Apple's Gains Are Sony's, Motorola's Losses
According to the latest data from research firm Gartner, Apple's 2010 smartphone gains translated to corresponding losses for smartphone makers Sony Ericsson and Motorola. On Wednesday, Gartner published it's findings, which noted that worldwide handset sales to end users rose 32% in 2010 to 1.6 billion units. In particular, however, smartphone sales spiked 72% from a year earlier (reaching 297 million units), a growth spurt largely cultivated by the ten-fold increase in sales for Android-based devices.
But as the Wall Street Journal
observes this morning, "the wider availability of the iPhone 4" helped Apple secure a 16% share of the smartphone market in the fourth quarter, an expansive gain for the company that Gartner says comes at the expense of Sony Ericsson and Motorola. Both phone makers saw their market shares and unit sales fall for 2010. Apple, meanwhile, crept in to become the world's No. 5 device maker for 2010, selling better than 46 million iPhones. Placing ahead of Apple were Nokia, Samsung, LG Electronics, and RIM.

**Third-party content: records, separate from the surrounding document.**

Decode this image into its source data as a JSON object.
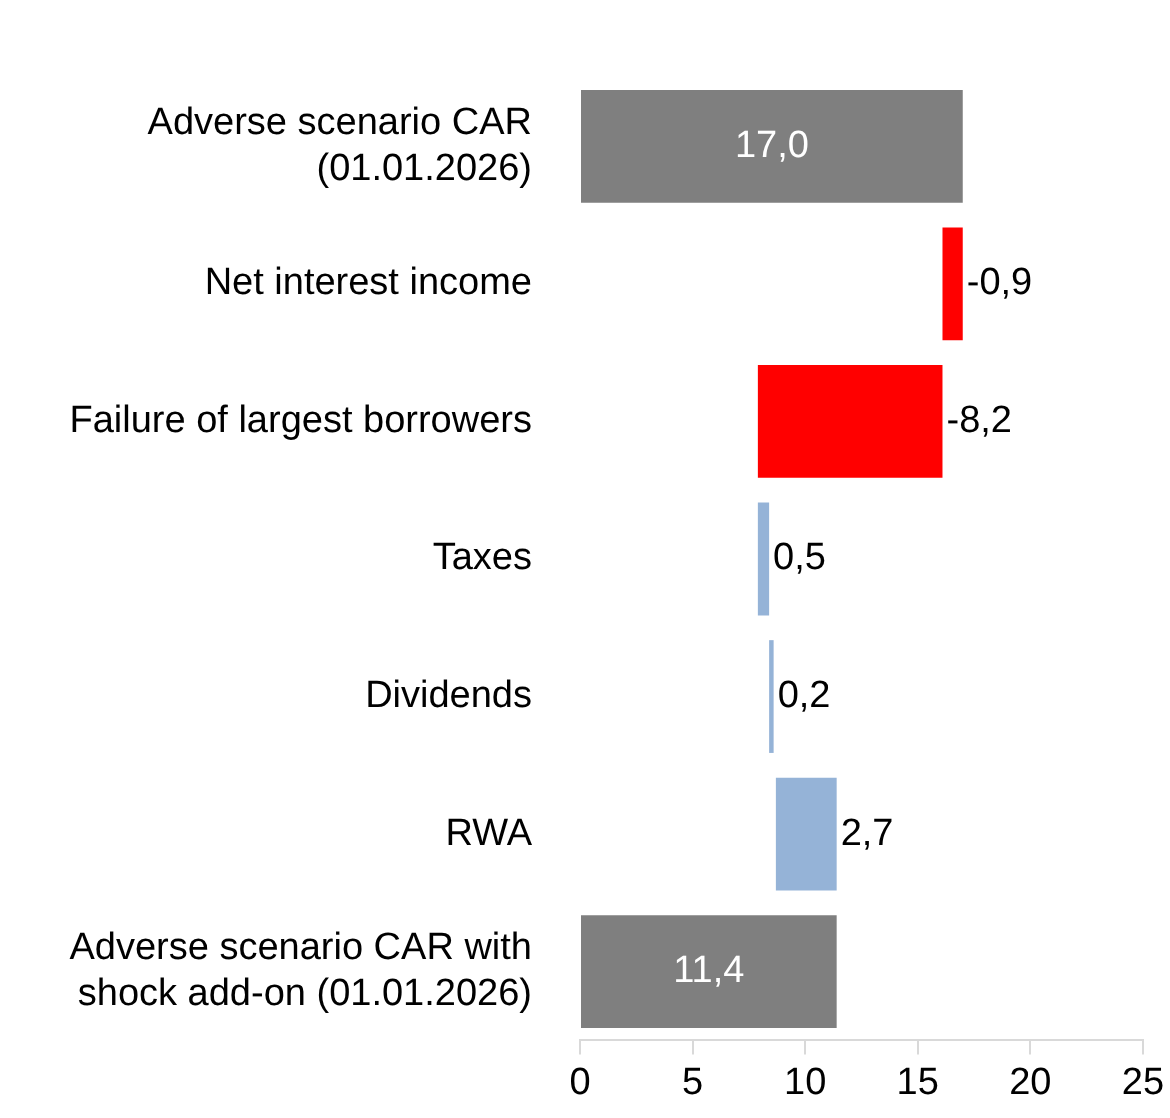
{
  "chart_data": {
    "type": "bar",
    "orientation": "horizontal",
    "categories": [
      "Adverse scenario CAR (01.01.2026)",
      "Net interest income",
      "Failure of largest borrowers",
      "Taxes",
      "Dividends",
      "RWA",
      "Adverse scenario CAR with shock add-on (01.01.2026)"
    ],
    "base": [
      0,
      17.0,
      16.1,
      7.9,
      8.4,
      8.7,
      0
    ],
    "values": [
      17.0,
      -0.9,
      -8.2,
      0.5,
      0.2,
      2.7,
      11.4
    ],
    "colors": [
      "#7f7f7f",
      "#ff0000",
      "#ff0000",
      "#95b3d7",
      "#95b3d7",
      "#95b3d7",
      "#7f7f7f"
    ],
    "value_labels": [
      "17,0",
      "-0,9",
      "-8,2",
      "0,5",
      "0,2",
      "2,7",
      "11,4"
    ],
    "xlim": [
      0,
      25
    ],
    "xticks": [
      0,
      5,
      10,
      15,
      20,
      25
    ],
    "grid": false,
    "legend": false
  }
}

Gartner credits Apple's 87% year-over-year growth last year to Cupertino's aggressive expansion of the iPhone into new countries and territories. It's also important to note that Apple's market share climbed this dramatically in the absence of the device on Verizon in the US. Consequently, Apple's market share in the US and around the world is set to explode in the next ten months. For the time being, however, the iPhone is still available through nearly 200 communication service providers across the globe.